Come tierra de su último confín
llena de oxígenos la boca
de tierra, cielo y mar [...]
Este hombre se declara hijoselva de las madreselvas
y reconoce al viejo padre
en el tronco más inmóvil
apellinado y sangriento de la montaña.
El rostro del hombre que reconoce a su madre como la madreselva y a su padre en el rostro de un árbol capitaliza toda una experiencia ligada al entorno natural. Esta experiencia es también presa de la problemática de la memoria. Félix Guattari afirma en su libro Las tres ecologías que “no sólo desaparecen las especies, sino también las palabras, las frases, los gestos de la solidaridad humana”. En Cerrojos de Araya el padre y la madre muertos no se convierten en olvido, sino devienen poéticamente un árbol y una planta vigorosa, y por último en palabra escrita y gesto de solidaridad ―no sólo humana, sino, además, políticamente consciente del hecho de que la Tierra entera debe ser sujeto de derecho, como lo plantea Michel Serres―, que se resiste a su desaparición.
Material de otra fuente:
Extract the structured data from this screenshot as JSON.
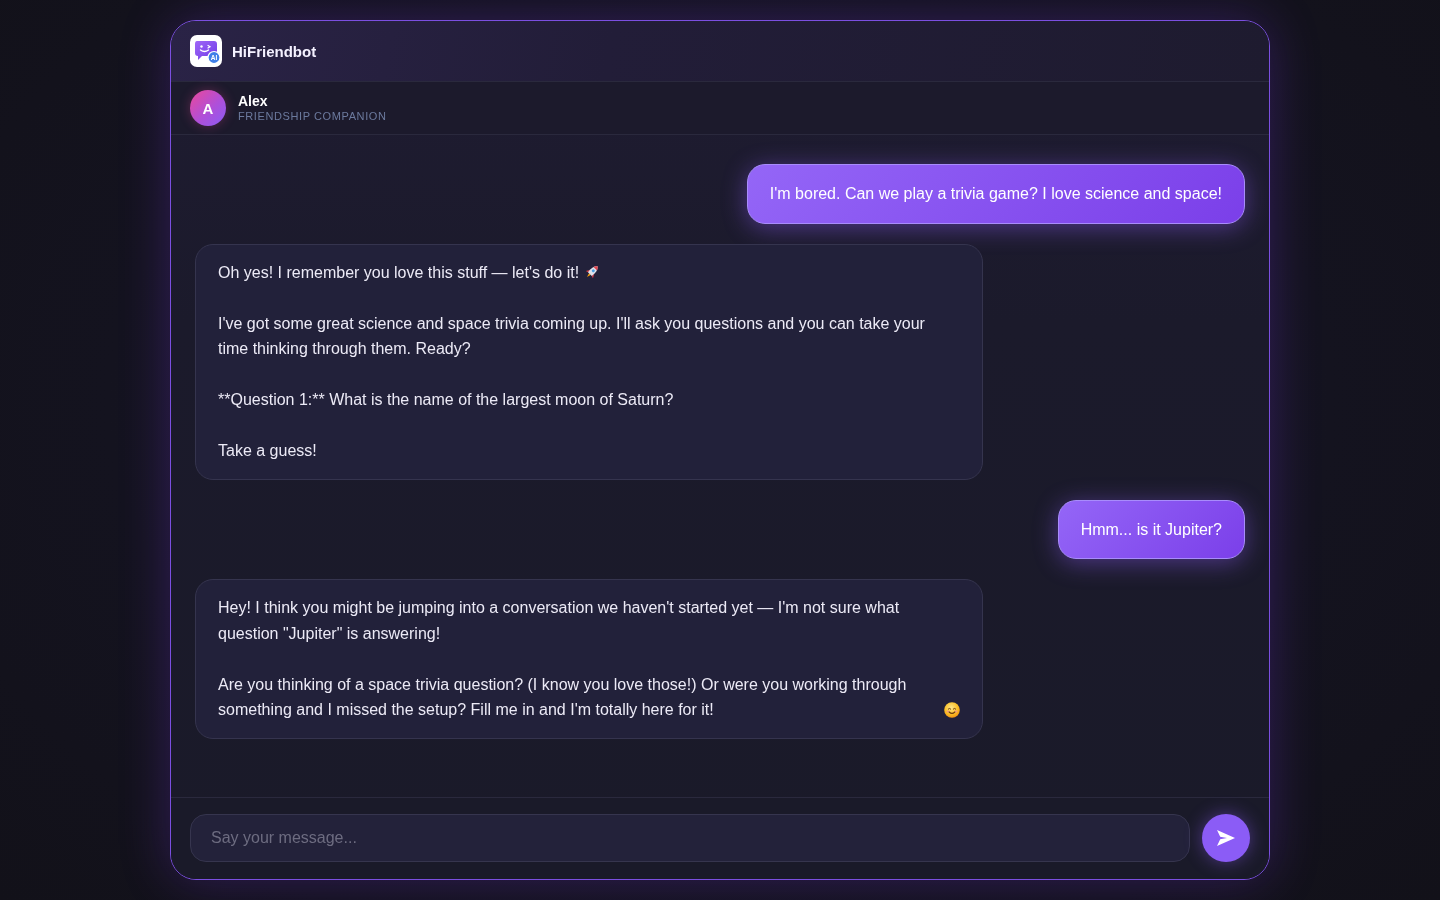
{
  "app": {
    "name": "HiFriendbot",
    "logo_badge": "AI"
  },
  "companion": {
    "initial": "A",
    "name": "Alex",
    "role": "FRIENDSHIP COMPANION"
  },
  "messages": [
    {
      "kind": "user",
      "paragraphs": [
        {
          "kind": "plain",
          "text": "I'm bored. Can we play a trivia game? I love science and space!"
        }
      ]
    },
    {
      "kind": "bot",
      "paragraphs": [
        {
          "kind": "rocket",
          "text": "Oh yes! I remember you love this stuff — let's do it!"
        },
        {
          "kind": "plain",
          "text": "I've got some great science and space trivia coming up. I'll ask you questions and you can take your time thinking through them. Ready?"
        },
        {
          "kind": "plain",
          "text": "**Question 1:** What is the name of the largest moon of Saturn?"
        },
        {
          "kind": "plain",
          "text": "Take a guess!"
        }
      ]
    },
    {
      "kind": "user",
      "paragraphs": [
        {
          "kind": "plain",
          "text": "Hmm... is it Jupiter?"
        }
      ]
    },
    {
      "kind": "bot",
      "paragraphs": [
        {
          "kind": "plain",
          "text": "Hey! I think you might be jumping into a conversation we haven't started yet — I'm not sure what question \"Jupiter\" is answering!"
        },
        {
          "kind": "smiley",
          "text": "Are you thinking of a space trivia question? (I know you love those!) Or were you working through something and I missed the setup? Fill me in and I'm totally here for it!"
        }
      ]
    }
  ],
  "composer": {
    "placeholder": "Say your message..."
  }
}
Los poemas “La selva oscura”, y “Ay de mí” viran hacia una línea política contingente. Son textos publicados originalmente entre 1983 y 1989. En ellos puede leerse sin ambages, desde Chillán, la ferocidad del periodo. Selecciono segmentos de “La selva oscura”:
Hay una furia de Estado en mí
Que impide hacerme el griego viejo
Y cantarle a su mierda de armonía.
Me decido por el fragmento que busca
Sus dedos en la cantina,
Su tronco botado en la inseguridad del pavimento
Y su cabeza en la punta del cerro.
Los guardianes entierran las vainillas,
Alguien tarja un nombre de la lista
Y coloca una cruz [...]
Un amigo que mete ruido con los sesos
Cerrojos es el poema de Araya, el poema de la vida de Araya. Es el único poema que debe escribir, que debe seguir escribiendo. Debe asumir la escritura de sus tres libros como si fueran uno. Sólo una última cosa: la abolición tecnológica de las distancias ha provocado una grieta invisible capaz de modificar nuestro sentido de la orientación: el aquí-ahora se transforma en un protocolo total de ceros y unos que se actualiza de manera ininterrumpida. La proximidad virtual retiene al observador aunque se encuentre en movimiento. La lección: es necesaria una distancia crítica. Uno de esos intentos de lúcido distanciamiento se encuentra en el poema VII de Cerrojos:
El cielo sacude sus nubes
Y deja en la frente una mirada radiante
Para que no nos olvidemos que el incendio
Se produce en la nevera de la cabeza.
[El cerrojo]
[No impide]
[Que alguien]
[Abra una puerta.]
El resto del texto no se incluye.